GALLE, Sri Lanka — Bodies washed up on tropical beaches and piled up in hospitals Monday, raising fears of disease across a 10-nation arc of destruction left by a monster earthquake and walls of water that killed more than 22,000 people. Thousands were missing and millions homeless.
Humanitarian agencies began what the United Nations said would become the biggest relief effort the world has ever seen.
The disaster could be the costliest in history as well, with “many billions of dollars” of damage, said U.N. Undersecretary Jan Egeland, who is in charge of emergency relief coordination. Hundreds of thousands have lost everything, and millions face a hazardous future because of polluted drinking water, a lack of sanitation and no health services, he said.
More than 12,000 people died in Sri Lanka, nearly 5,000 in Indonesia, and 4,000 in India. The International Red Cross, which reported 23,700 deaths, said it was concerned that diseases such as malaria and cholera could add to the toll.
Dazed tourists evacuated the popular island resorts of southern Thailand, where the Thai-American grandson of revered King Bhumibol Adulyadej was listed as one of more than 900 people dead. Scores more died in Malaysia, Myanmar, Bangladesh and the Maldives. The waves raced 2,800 miles across the Indian Ocean to Africa, killing hundreds of people in Somalia and three in the Seychelles.
Sunday’s massive quake of 9.0 magnitude off the Indonesian island of Sumatra’s northern tip sent 500-mph waves surging across the Indian Ocean and Bay of Bengal in the deadliest known tsunami since the one caused by the 1883 volcanic eruption at Krakatoa — located off Sumatra’s southern tip — which killed an estimated 36,000 people.
A large proportion of southern Asia’s dead were children — as many as half the victims in Sri Lanka, according to officials there. A bulldozer dug a mass grave in southern India for 150 young boys and girls, as their weeping parents looked on.
For most people around the shores across the region, the only warning Sunday of the disaster came when shallow coastal waters disappeared, sucked away by the approaching tsunami, before returning as a massive wall of water. The waves wiped out villages, lifted cars and boats, yanked children from the arms of parents and swept away beachgoers, scuba divers and fishermen.
In a scene repeated across the region Monday, relatives wandered hallways lined with bodies, searching for loved ones at the hospital in Sri Lanka’s southern town of Galle — one of the worst-affected areas of the hardest-hit nation. People lifted blankets and soaked clothes to look at faces in a stunned hush, broken only occasionally by wails of mourning. A tractor brought in about 15 corpses of mostly women and children, some wrapped in white plastic sheets, while a Buddhist temple across the street tried to help people find their missing. “The toll is increasing,” said Brig. Daya Ratnayake, a military spokesman. “We are finding more bodies.”

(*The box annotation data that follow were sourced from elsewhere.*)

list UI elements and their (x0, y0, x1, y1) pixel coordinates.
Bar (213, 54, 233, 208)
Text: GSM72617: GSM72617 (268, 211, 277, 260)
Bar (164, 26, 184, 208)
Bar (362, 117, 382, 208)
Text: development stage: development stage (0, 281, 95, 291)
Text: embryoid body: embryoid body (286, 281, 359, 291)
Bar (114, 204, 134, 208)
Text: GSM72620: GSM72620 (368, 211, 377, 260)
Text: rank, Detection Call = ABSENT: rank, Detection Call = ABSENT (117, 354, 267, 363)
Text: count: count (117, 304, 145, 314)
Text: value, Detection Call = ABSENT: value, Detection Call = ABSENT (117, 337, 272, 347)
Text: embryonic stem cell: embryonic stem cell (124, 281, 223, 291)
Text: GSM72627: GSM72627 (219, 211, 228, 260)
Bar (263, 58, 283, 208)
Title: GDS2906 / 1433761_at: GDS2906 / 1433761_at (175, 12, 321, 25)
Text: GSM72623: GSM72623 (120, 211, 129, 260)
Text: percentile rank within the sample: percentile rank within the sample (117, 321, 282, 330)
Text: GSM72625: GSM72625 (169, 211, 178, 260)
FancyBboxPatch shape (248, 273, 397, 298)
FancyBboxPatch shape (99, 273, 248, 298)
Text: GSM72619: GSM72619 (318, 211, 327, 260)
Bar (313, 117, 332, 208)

Indonesia and Sri Lanka had at least a million people each driven from their homes. Helicopters in India rushed medicine to stricken areas, while warships in Thailand steamed to island resorts to rescue survivors.
In Banda Aceh, capital of Aceh province at the northern tip of Sumatra, the streets were filled with overturned cars and the rotting corpses of adults and children. Shopping malls and office buildings lay in rubble, and thousands of homeless families huddled together in mosques and schools. The minaret of the city’s 125-year-old mosque leaned precariously.
At least 3,000 people died in the city of 400,000.In Thailand, the government offered free flights for thousands of Western tourists desperate to leave the southern resorts ravaged by the tsunami. Chaos erupted at Phuket airport as hundreds of tourists, many bandaged and brought to the airport in ambulances, tried to board planes for Bangkok.
Bodies were pulled from roadsides, orchards and beaches at Khao Lak resort, where the Swedish tour operator Fritids resort said 600 Swedes had not been accounted for.
The United States dispatched disaster teams and prepared a $15 million aid package to the Asian countries, and the 25-nation European Union promised to quickly deliver $4 million. Japan, China and Russia were sending teams of experts.
Egeland said he expected hundreds of relief airplanes from two dozen countries within the next 48 hours.